This was, much to my huge relief, a really positive and encouraging tutorial!

The one-liner that opens Wendy’s report she sent following the tutorial is:

“Essentially, a thorough, well-researched and interesting submission with plenty of potential as you move forward”

I’d been harbouring a concern (expressed many times in previous blog posts) that I’ve been too eclectic in my BoW so far and was jumping around from idea to idea, so was really pleased to get the reassurance that I’d found a workable direction for the remainder of the course.

Comments and reactions

  • After a period of research and experimentation I think you’re definitely on the right track now with your BoW project
    • Yay!
  • I have a few comments on how you might want to develop this idea but essentially, I think this pairing of your first-person accounts (written) sat next to an image of (another’s) lost object works very well and should indeed be further developed to a final conclusion for you BoW project
    • Good to hear that the idea ‘works’ – I had shared it with various people in advance of submission but it’s great to have the tutor validation too
  • The text I think is working very well as is.  […] NOTE: I don’t think you need to use the brightly coloured page layouts for the text, they work better if they weren’t too overdetermined. A simple layout of black text on a white page would work best here, I think.
    • Agreed – the colour blocking was a last-minute addition; I had been looking for a way of making the text look less caption-like and more ‘equivalent’ – but accept that there are other ways of doing this (and that I am prone to ‘over-designing’ things sometimes…)
  • The images you have selected at this stage in the project work best I think when you pull further back from the lost object itself and introduce more of the context for the lost object
    • Yes, good point; I have zoomed or cropped in very close on too many of the subjects
  • What I’m trying to say here is that you have to keep taking photographs of lost objects but also think about shooting these differently as you move forward.
    • Yes, I need to make sure that the images are more visually engaging – a lot of these are in a deadpan or snapshot aesthetic
  • Do you want to limit yourself to the glove? Or could everyday discarded/lost objects – cigarette packets etc. – start to figure?
    • Hmm, good question. My gut instinct is to focus on gloves, but in parallel I will continue to take photos of lost items of all types, and see if I feel that mixing it up a bit works; one to experiment with

Next steps

Where the tutorial discussion really helped was in what to do next. I’d been struggling a little – and had discussed with peers in a student hangout – whether the next stage of this BoW is evolution or revolution, i.e. refining this current execution or finding a new visual strategy that builds upon, but changes, the nature of the work.
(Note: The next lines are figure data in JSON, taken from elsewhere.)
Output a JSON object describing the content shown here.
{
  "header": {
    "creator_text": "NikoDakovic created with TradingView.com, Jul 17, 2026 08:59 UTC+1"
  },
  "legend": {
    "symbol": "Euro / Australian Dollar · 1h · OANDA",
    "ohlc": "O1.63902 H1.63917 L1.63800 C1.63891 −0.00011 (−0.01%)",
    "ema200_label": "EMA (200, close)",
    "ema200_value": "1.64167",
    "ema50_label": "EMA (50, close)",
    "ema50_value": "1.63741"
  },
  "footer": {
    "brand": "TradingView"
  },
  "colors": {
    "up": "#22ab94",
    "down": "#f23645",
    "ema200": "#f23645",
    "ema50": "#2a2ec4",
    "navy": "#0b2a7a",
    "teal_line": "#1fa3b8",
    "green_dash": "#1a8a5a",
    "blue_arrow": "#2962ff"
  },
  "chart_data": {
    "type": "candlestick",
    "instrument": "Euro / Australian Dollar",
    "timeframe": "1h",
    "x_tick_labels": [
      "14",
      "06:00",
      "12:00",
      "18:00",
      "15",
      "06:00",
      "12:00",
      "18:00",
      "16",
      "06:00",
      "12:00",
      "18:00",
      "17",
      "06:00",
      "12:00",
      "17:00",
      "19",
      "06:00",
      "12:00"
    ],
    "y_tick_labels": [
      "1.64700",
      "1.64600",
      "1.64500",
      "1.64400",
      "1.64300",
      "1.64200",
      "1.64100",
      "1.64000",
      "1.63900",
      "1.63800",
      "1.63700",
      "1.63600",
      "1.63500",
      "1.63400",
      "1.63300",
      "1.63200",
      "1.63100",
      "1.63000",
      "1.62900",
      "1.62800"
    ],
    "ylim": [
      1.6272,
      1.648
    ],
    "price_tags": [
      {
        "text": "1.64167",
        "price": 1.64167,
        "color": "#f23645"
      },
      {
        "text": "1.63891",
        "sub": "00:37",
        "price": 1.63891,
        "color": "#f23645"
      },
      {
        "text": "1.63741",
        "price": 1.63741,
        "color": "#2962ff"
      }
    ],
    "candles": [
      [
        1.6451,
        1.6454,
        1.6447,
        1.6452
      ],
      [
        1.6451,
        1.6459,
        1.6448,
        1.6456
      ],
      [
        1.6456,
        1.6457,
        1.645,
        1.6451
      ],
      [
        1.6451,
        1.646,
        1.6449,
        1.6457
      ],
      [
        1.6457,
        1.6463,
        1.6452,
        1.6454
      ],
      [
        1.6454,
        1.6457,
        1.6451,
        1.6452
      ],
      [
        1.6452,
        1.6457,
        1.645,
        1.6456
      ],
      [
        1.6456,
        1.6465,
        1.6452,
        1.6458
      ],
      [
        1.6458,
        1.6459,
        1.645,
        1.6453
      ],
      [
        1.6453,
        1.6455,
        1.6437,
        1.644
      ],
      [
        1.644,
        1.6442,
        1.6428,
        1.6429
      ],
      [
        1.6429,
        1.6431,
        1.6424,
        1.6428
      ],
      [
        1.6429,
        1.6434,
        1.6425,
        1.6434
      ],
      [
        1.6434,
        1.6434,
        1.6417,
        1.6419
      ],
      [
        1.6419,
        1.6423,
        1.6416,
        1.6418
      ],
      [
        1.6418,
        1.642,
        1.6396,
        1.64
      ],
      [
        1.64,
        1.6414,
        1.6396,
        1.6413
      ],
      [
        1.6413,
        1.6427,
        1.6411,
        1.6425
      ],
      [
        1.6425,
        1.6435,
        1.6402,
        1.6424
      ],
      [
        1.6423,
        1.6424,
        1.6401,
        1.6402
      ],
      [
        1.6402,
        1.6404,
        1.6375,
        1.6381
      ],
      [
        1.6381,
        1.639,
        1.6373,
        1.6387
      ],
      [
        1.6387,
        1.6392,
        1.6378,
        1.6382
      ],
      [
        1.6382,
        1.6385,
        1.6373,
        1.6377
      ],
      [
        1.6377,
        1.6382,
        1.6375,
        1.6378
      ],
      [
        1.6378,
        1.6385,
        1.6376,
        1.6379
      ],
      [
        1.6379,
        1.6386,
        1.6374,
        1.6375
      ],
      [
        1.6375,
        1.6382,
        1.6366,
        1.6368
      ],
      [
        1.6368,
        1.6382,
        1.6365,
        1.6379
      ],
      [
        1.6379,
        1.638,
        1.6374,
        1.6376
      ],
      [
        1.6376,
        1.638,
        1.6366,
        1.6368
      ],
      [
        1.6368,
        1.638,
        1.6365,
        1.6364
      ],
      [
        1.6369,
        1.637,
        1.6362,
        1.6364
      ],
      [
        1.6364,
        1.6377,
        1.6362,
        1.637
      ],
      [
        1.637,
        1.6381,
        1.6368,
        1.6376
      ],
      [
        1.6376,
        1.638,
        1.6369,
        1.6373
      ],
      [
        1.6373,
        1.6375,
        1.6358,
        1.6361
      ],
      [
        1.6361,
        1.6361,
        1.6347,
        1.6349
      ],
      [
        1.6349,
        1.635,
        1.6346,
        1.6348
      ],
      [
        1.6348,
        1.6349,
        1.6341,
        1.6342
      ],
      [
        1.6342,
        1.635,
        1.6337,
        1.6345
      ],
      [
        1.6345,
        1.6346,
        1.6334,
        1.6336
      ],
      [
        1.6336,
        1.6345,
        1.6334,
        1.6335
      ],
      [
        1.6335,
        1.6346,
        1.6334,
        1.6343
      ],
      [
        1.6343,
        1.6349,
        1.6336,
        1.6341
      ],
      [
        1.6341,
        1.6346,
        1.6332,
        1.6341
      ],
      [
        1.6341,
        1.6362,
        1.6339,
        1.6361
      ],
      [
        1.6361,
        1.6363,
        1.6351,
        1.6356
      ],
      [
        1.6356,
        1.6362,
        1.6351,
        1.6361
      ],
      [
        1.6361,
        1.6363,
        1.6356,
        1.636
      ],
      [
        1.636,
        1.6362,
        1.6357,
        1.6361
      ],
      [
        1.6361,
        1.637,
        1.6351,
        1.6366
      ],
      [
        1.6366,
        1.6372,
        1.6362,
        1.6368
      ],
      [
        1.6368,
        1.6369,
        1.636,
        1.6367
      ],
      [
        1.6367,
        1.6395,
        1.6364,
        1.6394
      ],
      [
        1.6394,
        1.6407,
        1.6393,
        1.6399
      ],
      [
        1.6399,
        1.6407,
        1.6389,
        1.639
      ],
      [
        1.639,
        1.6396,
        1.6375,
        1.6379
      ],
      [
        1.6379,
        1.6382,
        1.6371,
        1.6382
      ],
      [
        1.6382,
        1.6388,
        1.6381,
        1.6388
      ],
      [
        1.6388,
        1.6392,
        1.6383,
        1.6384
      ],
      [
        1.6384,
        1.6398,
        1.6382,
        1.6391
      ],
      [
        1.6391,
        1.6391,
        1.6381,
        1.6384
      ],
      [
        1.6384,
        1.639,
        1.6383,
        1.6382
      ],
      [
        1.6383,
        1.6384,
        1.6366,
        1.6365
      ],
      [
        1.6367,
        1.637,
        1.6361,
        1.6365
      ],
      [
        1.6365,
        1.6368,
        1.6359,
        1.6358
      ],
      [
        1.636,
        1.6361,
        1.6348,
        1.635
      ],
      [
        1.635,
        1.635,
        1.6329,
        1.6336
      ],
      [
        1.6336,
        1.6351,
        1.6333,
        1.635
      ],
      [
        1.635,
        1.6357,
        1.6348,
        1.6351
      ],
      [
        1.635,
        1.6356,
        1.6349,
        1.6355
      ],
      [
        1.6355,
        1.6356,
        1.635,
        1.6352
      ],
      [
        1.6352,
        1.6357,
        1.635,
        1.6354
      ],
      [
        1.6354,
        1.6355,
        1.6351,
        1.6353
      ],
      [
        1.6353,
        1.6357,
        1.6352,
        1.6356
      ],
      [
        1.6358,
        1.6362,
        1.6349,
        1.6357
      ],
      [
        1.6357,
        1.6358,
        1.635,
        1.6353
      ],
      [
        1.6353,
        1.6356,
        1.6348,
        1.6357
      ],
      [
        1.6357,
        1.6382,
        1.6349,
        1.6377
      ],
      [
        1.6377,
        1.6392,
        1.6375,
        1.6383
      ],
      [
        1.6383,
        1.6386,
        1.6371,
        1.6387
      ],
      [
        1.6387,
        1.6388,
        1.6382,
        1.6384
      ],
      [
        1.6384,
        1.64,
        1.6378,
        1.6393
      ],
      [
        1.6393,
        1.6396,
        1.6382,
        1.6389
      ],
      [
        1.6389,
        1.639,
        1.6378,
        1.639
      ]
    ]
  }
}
Side note: the idea that I had been mulling over for Assignment 4 was to investigate the constructed nature of memory by recreating some of the lost glove images as stylised still life tableaux photographs, and/or digitally manipulating the source images to evoke a disrupted memory (potentially going back to some of the visual tricks from Assignment 1). The tutorial discussion made me realise that I was pursuing this ‘constructivist’ strategy mostly out of lack of ideas on how to refine the Assignment 3 in its current guise.

The discussion with Wendy convinced me that there is (a) a strong foundation of concept and execution here, but (b) the photographs themselves aren’t consistently visually appealing. These two points of feedback together mean that I have a better idea of how to develop the work without making a significant change in creative strategy.

In a nutshell, I think the way forward is to follow Wendy’s suggestion of making a new set of lost glove images, more purposefully (using more professional equipment, taking composition and lighting more seriously, etc). This could lift the set above its current iteration as a kind of ‘snapshot typology’.

To this end I’ve realised I need to undertake a few weeks of dedicated ‘flaneuring’ with my camera bag and collect a new set of lost gloves, with more of a deliberate ‘photographer’s eye’ (almost all of the current set were taken on a phone camera, and many were taken before this BoW even started).